Together with the community, the architects scrounged for money. Ultimately, after years of looking, they found nearly $4-million. It was enough to substantially increase the budget assigned to each of the 187 units for senior citizens and families. The architects made something more intelligent of the apartments, designing roof gardens into the schemes as well as radiant floor heating, operable windows and, because of a geothermal heating system, tremendous energy savings. Grey-water and storm water are also being reused for things like garden irrigation as part of the pilot project.
"The key word is neighbourhoods. Policy-making should aim at creating livable places to give people a chance to become neighbours again," says L'OEUF's Pearl. And the architects took the time to listen to the wishes of the neighbourhood, even when there was tremendous pressure from the city of Montreal, which wanted more social housing put up quickly in order to fulfill its promise before next month's municipal elections.
The second-prize winner in the Holcim Awards went to the $400-million New Sustainable California Academy of Sciences, a major public building for San Francisco designed by the acclaimed Italian architect Renzo Piano. The jury included Adèle Naudé Santos, dean of the School of Architecture and Planning at the Massachusetts Institute of Technology, Los Angeles architect Thom Mayne and Montreal architect Gilles Saucier. The Holcim Awards are presented in Africa, the Middle East, Asia Pacific, Europe, Latin America and North America. Each competition is juried separately. In 2004, Holcim, one of the world's largest cement companies employing 61,000 people, recorded sales of over 13-billion Swiss francs (almost $12-billion).
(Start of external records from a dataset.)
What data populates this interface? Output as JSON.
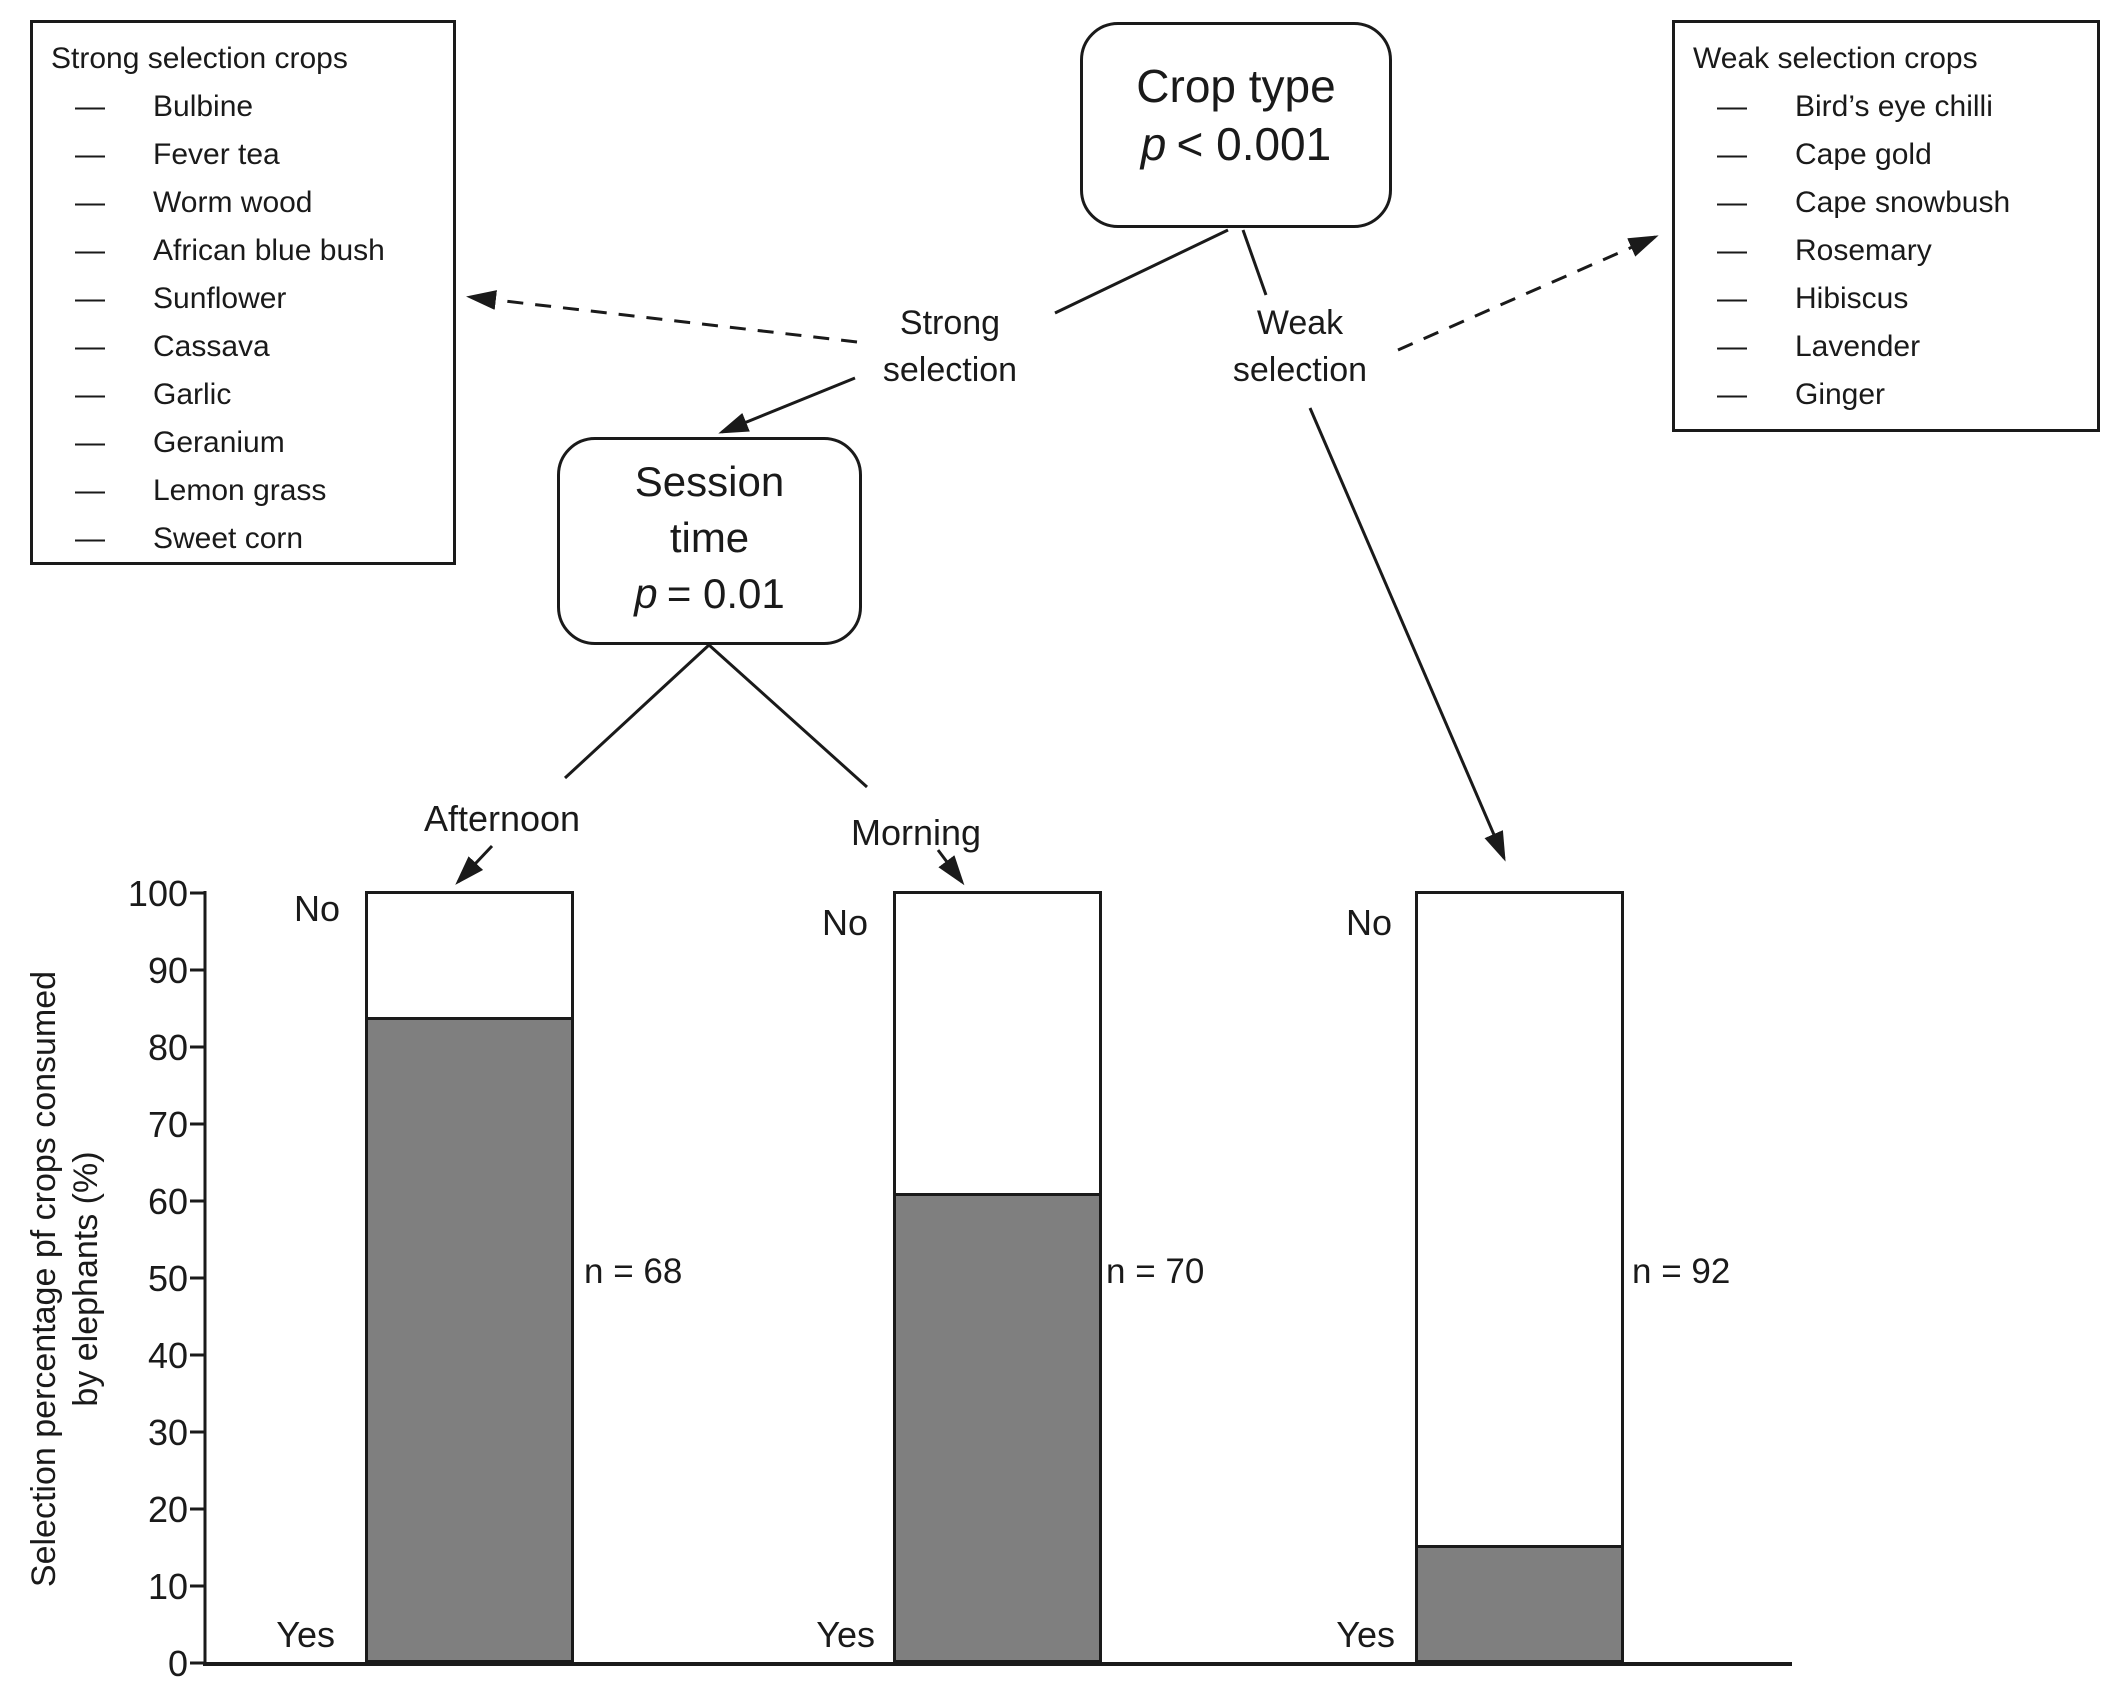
{
  "ui": {
    "dash": "—"
  },
  "strong_box": {
    "title": "Strong selection crops",
    "items": [
      "Bulbine",
      "Fever tea",
      "Worm wood",
      "African blue bush",
      "Sunflower",
      "Cassava",
      "Garlic",
      "Geranium",
      "Lemon grass",
      "Sweet corn"
    ]
  },
  "weak_box": {
    "title": "Weak selection crops",
    "items": [
      "Bird’s eye chilli",
      "Cape gold",
      "Cape snowbush",
      "Rosemary",
      "Hibiscus",
      "Lavender",
      "Ginger"
    ]
  },
  "tree": {
    "root": {
      "title": "Crop type",
      "p_symbol": "p",
      "p_value": "< 0.001"
    },
    "session": {
      "line1": "Session",
      "line2": "time",
      "p_symbol": "p",
      "p_value": "= 0.01"
    },
    "branch_strong": {
      "line1": "Strong",
      "line2": "selection"
    },
    "branch_weak": {
      "line1": "Weak",
      "line2": "selection"
    },
    "leaf_afternoon": "Afternoon",
    "leaf_morning": "Morning"
  },
  "chart_data": {
    "type": "bar",
    "stacked": true,
    "categories": [
      "Afternoon",
      "Morning",
      "Weak selection"
    ],
    "series": [
      {
        "name": "Yes",
        "values": [
          84,
          61,
          15
        ],
        "color": "#7f7f7f"
      },
      {
        "name": "No",
        "values": [
          16,
          39,
          85
        ],
        "color": "#ffffff"
      }
    ],
    "n": [
      68,
      70,
      92
    ],
    "n_labels": [
      "n = 68",
      "n = 70",
      "n = 92"
    ],
    "segment_label_top": "No",
    "segment_label_bottom": "Yes",
    "ylabel_line1": "Selection percentage pf crops consumed",
    "ylabel_line2": "by elephants (%)",
    "ylim": [
      0,
      100
    ],
    "yticks": [
      0,
      10,
      20,
      30,
      40,
      50,
      60,
      70,
      80,
      90,
      100
    ],
    "grid": false,
    "legend": false
  },
  "colors": {
    "bar_yes_fill": "#7f7f7f",
    "bar_no_fill": "#ffffff",
    "line": "#1a1a1a"
  }
}
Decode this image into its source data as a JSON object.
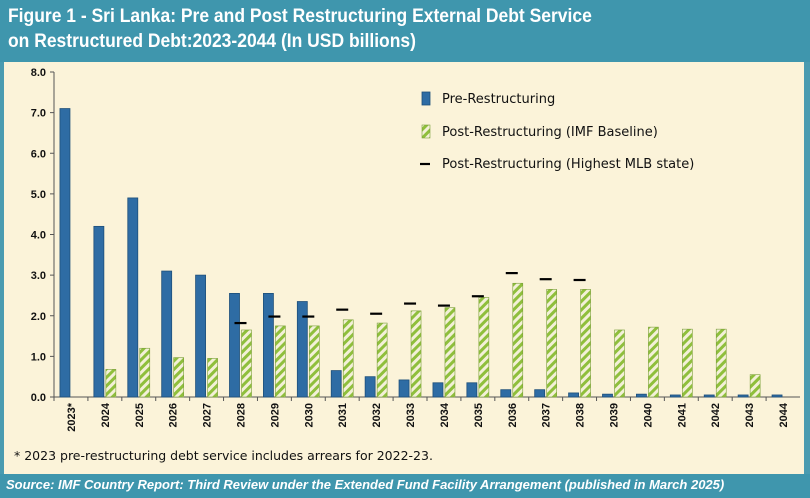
{
  "title_line1": "Figure 1 - Sri Lanka: Pre and Post Restructuring External Debt Service",
  "title_line2": "on Restructured Debt:2023-2044 (In USD billions)",
  "footnote": "* 2023 pre-restructuring debt service includes arrears for 2022-23.",
  "source": "Source: IMF Country Report: Third Review under the Extended Fund Facility Arrangement (published in March 2025)",
  "colors": {
    "pre": "#2e6ca4",
    "post_stripe": "#8fbf3c",
    "post_bg": "#f3f0d8",
    "mlb": "#000000",
    "header": "#3f96ad",
    "panel": "#fbf3d9"
  },
  "chart_data": {
    "type": "bar",
    "categories": [
      "2023*",
      "2024",
      "2025",
      "2026",
      "2027",
      "2028",
      "2029",
      "2030",
      "2031",
      "2032",
      "2033",
      "2034",
      "2035",
      "2036",
      "2037",
      "2038",
      "2039",
      "2040",
      "2041",
      "2042",
      "2043",
      "2044"
    ],
    "series": [
      {
        "name": "Pre-Restructuring",
        "style": "solid",
        "values": [
          7.1,
          4.2,
          4.9,
          3.1,
          3.0,
          2.55,
          2.55,
          2.35,
          0.65,
          0.5,
          0.42,
          0.35,
          0.35,
          0.18,
          0.18,
          0.1,
          0.07,
          0.07,
          0.05,
          0.05,
          0.05,
          0.05
        ]
      },
      {
        "name": "Post-Restructuring (IMF Baseline)",
        "style": "striped",
        "values": [
          null,
          0.68,
          1.2,
          0.97,
          0.95,
          1.65,
          1.75,
          1.75,
          1.9,
          1.82,
          2.12,
          2.2,
          2.45,
          2.8,
          2.65,
          2.65,
          1.65,
          1.72,
          1.67,
          1.67,
          0.55,
          null
        ]
      },
      {
        "name": "Post-Restructuring (Highest MLB state)",
        "style": "marker",
        "values": [
          null,
          null,
          null,
          null,
          null,
          1.82,
          1.98,
          1.98,
          2.15,
          2.05,
          2.3,
          2.25,
          2.48,
          3.05,
          2.9,
          2.88,
          null,
          null,
          null,
          null,
          null,
          null
        ]
      }
    ],
    "y_ticks": [
      "0.0",
      "1.0",
      "2.0",
      "3.0",
      "4.0",
      "5.0",
      "6.0",
      "7.0",
      "8.0"
    ],
    "ylim": [
      0,
      8
    ],
    "grid": false,
    "legend_position": "top-right"
  }
}
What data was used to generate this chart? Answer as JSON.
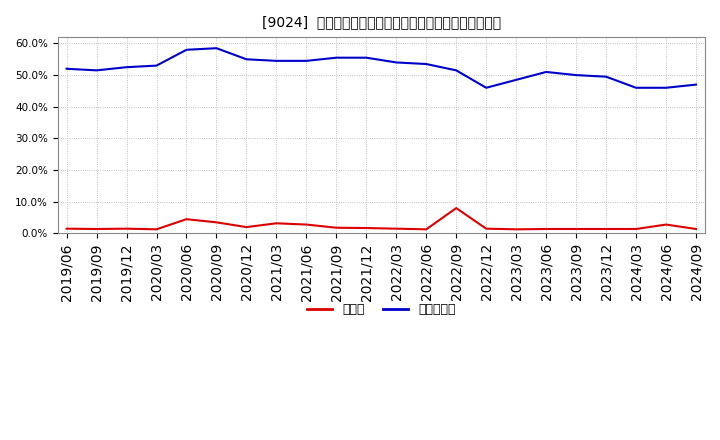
{
  "title": "[9024]  現预金、有利子負債の総資産に対する比率の推移",
  "x_labels": [
    "2019/06",
    "2019/09",
    "2019/12",
    "2020/03",
    "2020/06",
    "2020/09",
    "2020/12",
    "2021/03",
    "2021/06",
    "2021/09",
    "2021/12",
    "2022/03",
    "2022/06",
    "2022/09",
    "2022/12",
    "2023/03",
    "2023/06",
    "2023/09",
    "2023/12",
    "2024/03",
    "2024/06",
    "2024/09"
  ],
  "cash": [
    1.5,
    1.4,
    1.5,
    1.3,
    4.5,
    3.5,
    2.0,
    3.2,
    2.8,
    1.8,
    1.7,
    1.5,
    1.3,
    8.0,
    1.5,
    1.3,
    1.4,
    1.4,
    1.4,
    1.4,
    2.8,
    1.4
  ],
  "debt": [
    52.0,
    51.5,
    52.5,
    53.0,
    58.0,
    58.5,
    55.0,
    54.5,
    54.5,
    55.5,
    55.5,
    54.0,
    53.5,
    51.5,
    46.0,
    48.5,
    51.0,
    50.0,
    49.5,
    46.0,
    46.0,
    47.0
  ],
  "cash_color": "#dd0000",
  "debt_color": "#0000cc",
  "background_color": "#ffffff",
  "grid_color": "#b0b0b0",
  "ylim": [
    0,
    62
  ],
  "yticks": [
    0.0,
    10.0,
    20.0,
    30.0,
    40.0,
    50.0,
    60.0
  ],
  "legend_cash": "現预金",
  "legend_debt": "有利子負債",
  "title_fontsize": 12,
  "tick_fontsize": 7.5,
  "legend_fontsize": 9
}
Canadians distinguished themselves in the Holcim competition. Perhaps these are the kind of rewards we can expect for signing the Kyoto agreement. Third prize went to Mark West, a University of Manitoba associate professor, for innovating a flexible kind of formwork for concrete construction. Most formwork for poured-in-place concrete, whether wooden or metal, is thrown away after being used. But West proposes a geo-textile formwork made from a product readily available around the world, and recyclable.
One of the honourable mentions or "acknowledgment" prizes went to Teeple Architects of Toronto for its design of the library at Vancouver's Langara College. Rather than including a conventional air-conditioning system, the facility is designed with a warped concrete roof shaped to increase the velocity of crosswinds running across it. But the sculpted roof is not a purely aesthetic exercise; the wind currents are captured within a wind tower to facilitate cooling in the building.
"The reason for sustainable design is to make a better life for people," says Saucier. "The Benny Farm project was about the way the architects consulted people. We're not talking about fake consultation, they're really involved in their community -- and we felt that as a jury," he adds. "It's easy to put forward environmental issues, . . . but it's not so easy to involve people, and to give back something that is totally appropriate."